According to Vrygrond resident Themba Mapofu, De Lille has previously been told by community members that they want a piece of land known as Xakabantu.

"De Lille abandoned us here. She said nothing of substance to us; instead, [she's] telling us she has another engagement in Khayelitsha," he said.

The mayor later clarified in a statement that councillors and City of Cape Town officials had engaged with community members on four occasions.

In May, officials pointed out three pieces of land they said could be developed for the benefit of the people of Vrygrond.

READ: Burning tyres put Cape Town traffic officials on high alert for protest flare-up

De Lille said that the proposal was rejected by the Vrygrond Community Forum.

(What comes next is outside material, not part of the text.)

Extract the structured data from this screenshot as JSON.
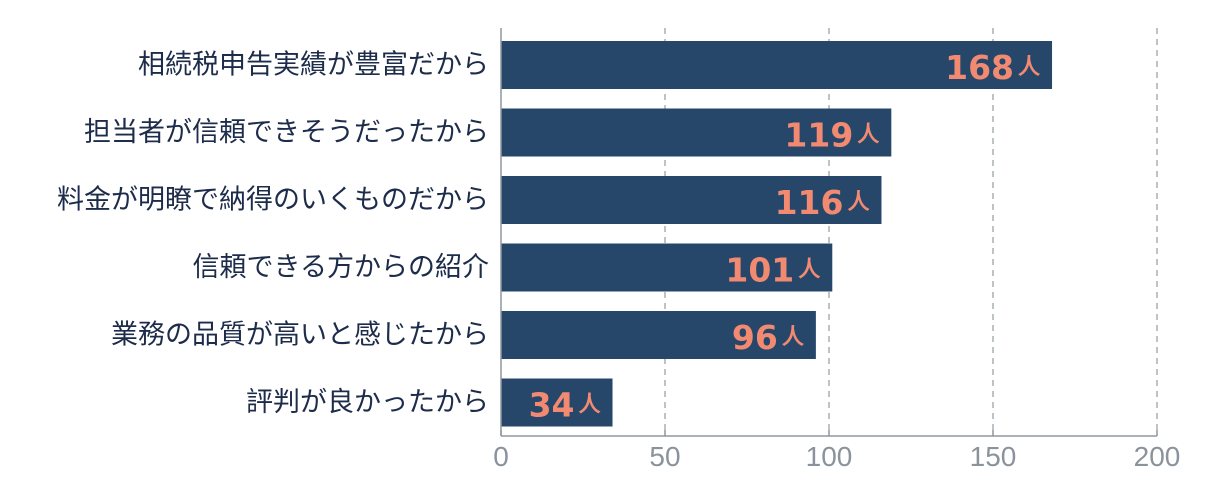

"The City has made it clear during these meetings and through correspondence with the forum that the land that was invaded is near an active landfill site," she said.

"The forum wants the City to allow residents to settle on the buffer zone which is there to keep a safe distance between the residential area and the landfill site. The landfill site poses potential risks to human beings close to it due to the gas being extracted there."

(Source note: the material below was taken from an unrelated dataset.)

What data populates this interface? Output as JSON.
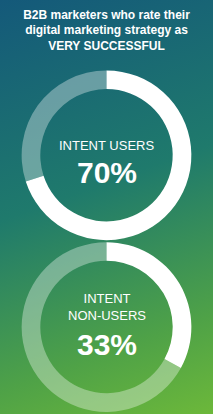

She added that she was still willing to have further discussions with the forum.

Residents to consult

Mapofu said community members who were present at the march would now go back to Vrygrond and consult with other members of the community.

"We'll tell the people in our community that De Lille neglected us and then we will pave a way forward from there."

The 56-year-old resident said that he lived in a one-bedroom house with eight children.

"We raised our dissatisfaction at these one-roomed houses on the basis that we have children and those houses are small," he said.

"We were promised that we would get extensions on our houses, and yet, that has not happened. That promise was made in 2016 and to this day, there has been no follow-up on that."